Grootegeluk has the world’s largest beneficiation complex where 8000 tonnes per hour of run-of-mine coal is upgraded in 10 different plants. To ensure long term longevity and availability of the GG7 and GG8 mega-plant at Grootegeluk, Thuthukani Engineering deployed a turnkey, fully automated and centralised gland service water system.
The GG7 and GG8 plant at Grootegeluk plays crucial role in the provision of coal, supplying directly to the Medupi Power Station. The plant is comprised of 10 modules running 44 slurry pumps in total. “There were challenges with low availability and reliability of the pumps due to lack of a suitable gland service water system. Low availability of the plant impacts on increased maintenance costs, lost production tonnages and you have issues with higher risk of slurry pump failure,” says Tshifhiwa Ndouvhada, Technical Director at Thuthukani Engineering.
Thuthukani Engineering was tasked with the design, manufacture and installing and commissioning the gland service water system. Says Ndouvhada: “Thuthukani Engineering was contracted to design the whole system and we proposed a centralised system where you would have a tank with two supply pumps – one being operational and one on standby. Further to this, we also automated the whole system – complete with a PLC and SCADA system.”
A slurry pump has its own delivery pressure and the pressure and the flow rate need to be constantly maintained as gland seal water prevents the water inside the pump from leaking out of the pump to maintain balance on the seal. The challenge is that in this type of system there is a pump, tank, filters, and regulator valves. In this instance the system is supplying 44 pumps that each has a different flow rate requirement. This is why there was a need for a fully integrated system that employs numerous different control and measurement instruments speaking to the automation PLC.
According to Ndouvhada, automation of the system played a very important role in ensuring that the system was feasible and also in ensuring success on a project of this magnitude. Typically gland water service systems are installed for up six slurry pumps, whereas in this case, Thuthukani Engineering was challenged with a module encompassing 44 pumps in total. “It is a very complex system due to the fact that water is being supplied to different kinds of pumps that require different gland supply pressure and flow rate and need to be monitored on a continuous basis,” Ndouvhada explains.
“The system we designed is connected to the PLC and the SCADA system and allows for the system to be monitored from the plant central control room where there is live monitoring of pressure flow to each and every pump in the system in the plant.” He says that additional benefits for Exxaro include the fact that they will be able to determine and predict failures before they lose a pump and that they are now able to carry out scheduled maintenance on the gland water service system and the pumps which will result in less down time overall.
Ndouvhada explains that from the PLC, the operator can view pressure and flow on each pump in the system.

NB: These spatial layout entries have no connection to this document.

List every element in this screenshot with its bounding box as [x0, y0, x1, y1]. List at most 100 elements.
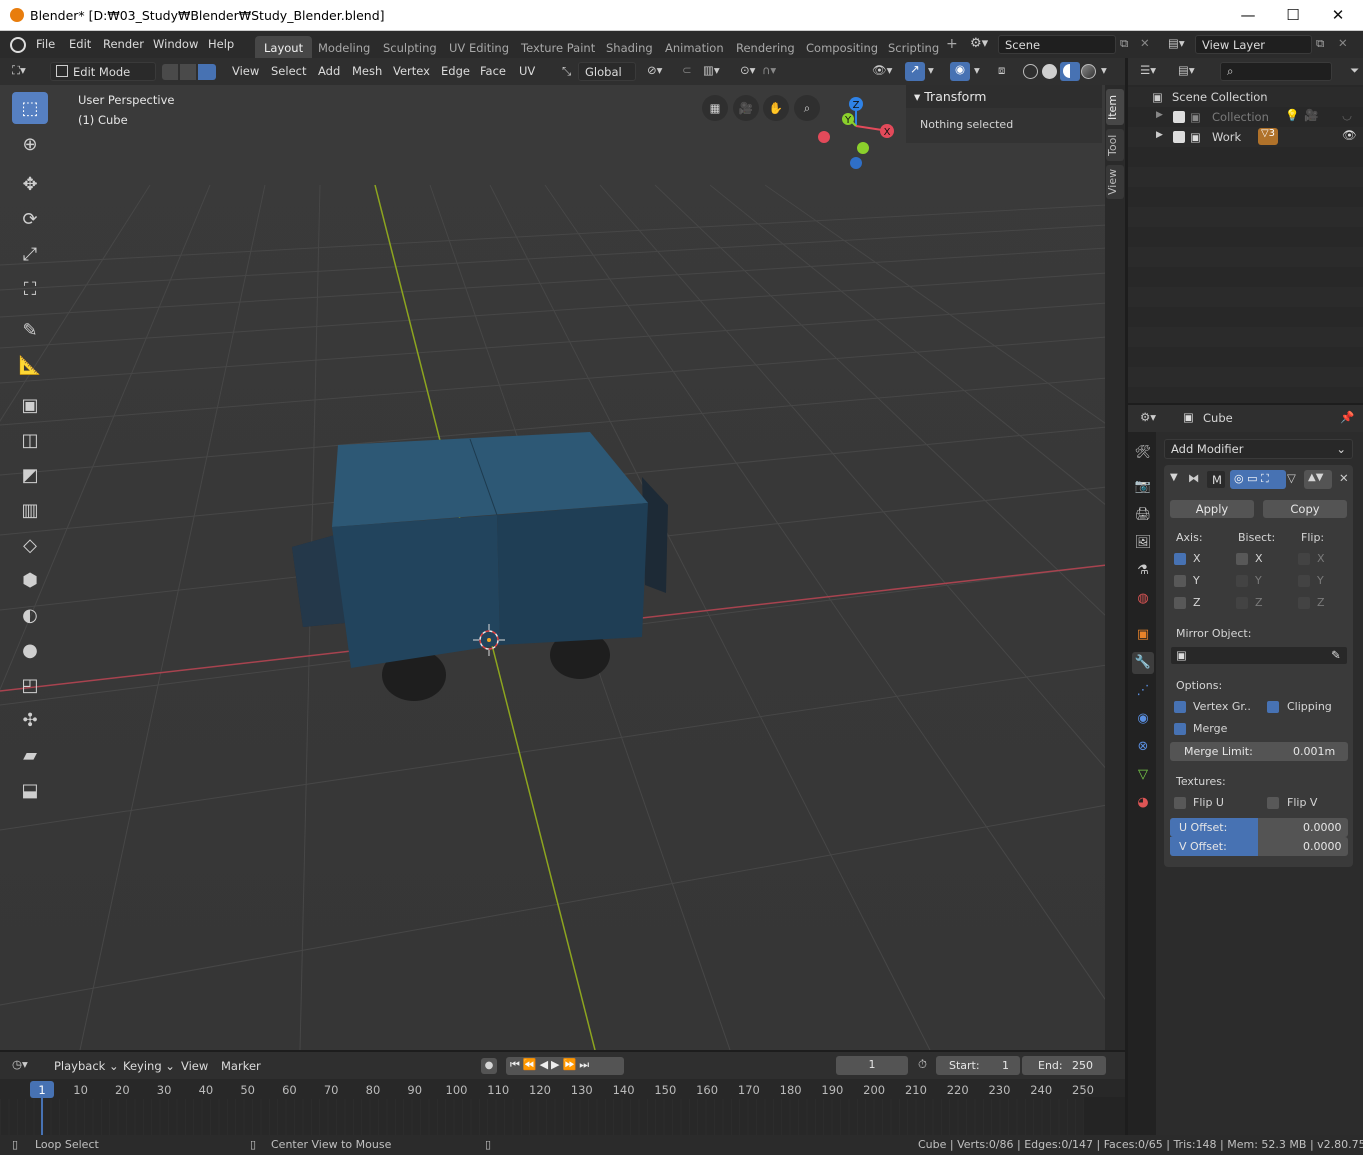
- menu-file[interactable]: File: [36, 37, 55, 51]
- wireframe-shading-icon[interactable]: [1023, 64, 1038, 79]
- exclude-checkbox[interactable]: [1173, 131, 1185, 143]
- pivot-point-icon[interactable]: ⊘▾: [647, 63, 662, 77]
- solid-shading-icon[interactable]: [1042, 64, 1057, 79]
- modifier-name-field[interactable]: M: [1206, 470, 1226, 489]
- marker-menu[interactable]: Marker: [215, 1057, 267, 1076]
- snap-icon[interactable]: ⊂: [682, 63, 692, 77]
- timeline-editor-type-icon[interactable]: ◷▾: [12, 1057, 28, 1071]
- gizmo-toggle-icon[interactable]: ↗: [905, 62, 925, 81]
- menu-select[interactable]: Select: [265, 62, 312, 81]
- menu-uv[interactable]: UV: [513, 62, 541, 81]
- tab-animation[interactable]: Animation: [656, 36, 733, 58]
- move-tool-icon[interactable]: ✥: [12, 168, 48, 200]
- mesh-data-tab-icon[interactable]: ▽: [1132, 764, 1154, 786]
- shading-dropdown-icon[interactable]: ▾: [1101, 63, 1107, 77]
- filter-icon[interactable]: ⏷: [1350, 63, 1359, 78]
- current-frame-field[interactable]: 1: [836, 1056, 908, 1075]
- toggle-perspective-icon[interactable]: ▦: [702, 95, 728, 121]
- outliner-editor-type-icon[interactable]: ☰▾: [1140, 63, 1156, 77]
- menu-face[interactable]: Face: [474, 62, 512, 81]
- close-icon[interactable]: ✕: [1328, 6, 1348, 24]
- tab-layout[interactable]: Layout: [255, 36, 313, 58]
- knife-tool-icon[interactable]: ◇: [12, 529, 48, 561]
- axis-y-checkbox[interactable]: [1174, 575, 1186, 587]
- flip-z-checkbox[interactable]: [1298, 597, 1310, 609]
- poly-build-tool-icon[interactable]: ⬢: [12, 564, 48, 596]
- edge-slide-tool-icon[interactable]: ◰: [12, 669, 48, 701]
- exclude-checkbox[interactable]: [1173, 111, 1185, 123]
- record-icon[interactable]: ●: [481, 1058, 497, 1074]
- collapse-arrow-icon[interactable]: ▼: [1170, 472, 1178, 483]
- view-layer-icon[interactable]: ▤▾: [1168, 36, 1185, 50]
- display-mode-icon[interactable]: ▤▾: [1178, 63, 1195, 77]
- eye-icon[interactable]: 👁: [1342, 128, 1357, 142]
- overlays-toggle-icon[interactable]: ◉: [950, 62, 970, 81]
- viewport-3d[interactable]: User Perspective (1) Cube ▦ 🎥 ✋ ⌕ Z X Y …: [0, 85, 1107, 1050]
- overlays-dropdown-icon[interactable]: ▾: [974, 63, 980, 77]
- maximize-icon[interactable]: ☐: [1283, 6, 1303, 24]
- outliner-item-collection[interactable]: ▶ ▣ Collection 💡 🎥 ◡: [1128, 107, 1363, 127]
- navigation-gizmo[interactable]: Z X Y: [808, 90, 900, 178]
- tool-tab-icon[interactable]: 🛠: [1132, 442, 1154, 464]
- menu-mesh[interactable]: Mesh: [346, 62, 388, 81]
- on-cage-icon[interactable]: ▽: [1287, 471, 1296, 485]
- scale-tool-icon[interactable]: ⤢: [12, 238, 48, 270]
- playhead[interactable]: [41, 1097, 43, 1135]
- bisect-x-checkbox[interactable]: [1236, 553, 1248, 565]
- new-scene-icon[interactable]: ⧉: [1120, 36, 1128, 51]
- xray-icon[interactable]: ⧈: [998, 63, 1005, 78]
- edge-select-icon[interactable]: [180, 64, 196, 80]
- merge-checkbox[interactable]: [1174, 723, 1186, 735]
- transform-panel-header[interactable]: ▾ Transform: [906, 85, 1102, 108]
- constraints-tab-icon[interactable]: ⊗: [1132, 736, 1154, 758]
- flip-u-checkbox[interactable]: [1174, 797, 1186, 809]
- gizmo-dropdown-icon[interactable]: ▾: [928, 63, 934, 77]
- bisect-z-checkbox[interactable]: [1236, 597, 1248, 609]
- expand-arrow-icon[interactable]: ▶: [1156, 110, 1163, 120]
- vertex-groups-checkbox[interactable]: [1174, 701, 1186, 713]
- start-frame-field[interactable]: Start: 1: [936, 1056, 1020, 1075]
- camera-view-icon[interactable]: 🎥: [733, 95, 759, 121]
- world-tab-icon[interactable]: ◍: [1132, 588, 1154, 610]
- select-box-tool-icon[interactable]: ⬚: [12, 92, 48, 124]
- menu-view[interactable]: View: [226, 62, 265, 81]
- remove-modifier-icon[interactable]: ✕: [1339, 471, 1349, 485]
- merge-limit-field[interactable]: Merge Limit: 0.001m: [1170, 742, 1348, 761]
- clipping-checkbox[interactable]: [1267, 701, 1279, 713]
- stopwatch-icon[interactable]: ⏱: [918, 1057, 927, 1072]
- sidebar-tab-tool[interactable]: Tool: [1106, 129, 1124, 161]
- tab-rendering[interactable]: Rendering: [727, 36, 804, 58]
- copy-button[interactable]: Copy: [1263, 500, 1347, 518]
- visibility-icon[interactable]: 👁▾: [872, 63, 892, 77]
- minimize-icon[interactable]: —: [1238, 6, 1258, 24]
- transform-tool-icon[interactable]: ⛶: [12, 273, 48, 305]
- scene-selector-icon[interactable]: ⚙▾: [970, 36, 988, 51]
- object-tab-icon[interactable]: ▣: [1132, 624, 1154, 646]
- orientation-dropdown[interactable]: Global: [578, 62, 636, 81]
- delete-scene-icon[interactable]: ✕: [1140, 36, 1150, 50]
- hidden-eye-icon[interactable]: ◡: [1342, 108, 1352, 122]
- face-select-icon[interactable]: [198, 64, 216, 80]
- rip-tool-icon[interactable]: ⬓: [12, 774, 48, 806]
- bisect-y-checkbox[interactable]: [1236, 575, 1248, 587]
- material-tab-icon[interactable]: ◕: [1132, 792, 1154, 814]
- annotate-tool-icon[interactable]: ✎: [12, 314, 48, 346]
- properties-editor-type-icon[interactable]: ⚙▾: [1140, 410, 1156, 424]
- loop-cut-tool-icon[interactable]: ▥: [12, 494, 48, 526]
- material-shading-icon[interactable]: [1060, 62, 1080, 81]
- tab-texture-paint[interactable]: Texture Paint: [512, 36, 604, 58]
- shear-tool-icon[interactable]: ▰: [12, 739, 48, 771]
- rendered-shading-icon[interactable]: [1081, 64, 1096, 79]
- view-layer-field[interactable]: View Layer: [1195, 35, 1312, 54]
- playback-controls[interactable]: ⏮⏪◀▶⏩⏭: [506, 1057, 624, 1075]
- extrude-tool-icon[interactable]: ▣: [12, 389, 48, 421]
- axis-x-checkbox[interactable]: [1174, 553, 1186, 565]
- menu-vertex[interactable]: Vertex: [387, 62, 436, 81]
- add-workspace-icon[interactable]: +: [946, 36, 958, 52]
- vertex-select-icon[interactable]: [162, 64, 178, 80]
- proportional-edit-icon[interactable]: ⊙▾: [740, 63, 755, 77]
- bevel-tool-icon[interactable]: ◩: [12, 459, 48, 491]
- tab-uv-editing[interactable]: UV Editing: [440, 36, 518, 58]
- tab-sculpting[interactable]: Sculpting: [374, 36, 446, 58]
- falloff-icon[interactable]: ∩▾: [762, 63, 776, 77]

According to Thuthukani Engineering’s design, the pumps are set for automatic shutdown when pressure is lost in order to protect the pump. “If not protected there are two issues that can arise – you can lose the shaft or water will leak into the pump. The water flowing through the system contains a mixture of end coal product elements and waste. When water enters the system, it can disrupt the balance of this mixture which would result in waste in the coal. This is what makes pressure control so important.”
Thuthukani Engineering will be providing support to Exxaro on the new system for the next year. Although, says Ndouvhada, they believe the system to be both reliable and easy to maintain. Looking further ahead, Thuthukani Engineering took steps to ensure that the system will never lack support. “We selected equipment and components from high quality suppliers. All of the OEM’s that we chose to work with on this project have a background in the mining industry and a large local presence in South Africa – therefore technical support and stock availability will always be sufficient,” says Ndouvhada.
He went on to say that these systems will now become part of Thuthukani Engineering’s overall offering. “What we are offering is a total engineering solution that helps a client mitigate the risk of low plant availability and reduced maintenance costs. Our approach is different – we took on the challenge to provide a highly automated, turnkey solution for a larger system comprising 44 pumps, with the whole system having over a hundred electrical automation instruments built into the system.”
Ndouvhada concluded by saying that their system has applications where ever there is a dense medium separation plant (DMS) circuit, and the abovementioned challenges are present. “This will be one of our focus areas going forward. We are now in a position to assist any client with a wet processing plant in dealing with high maintenance costs incurred due to gland water service failure.”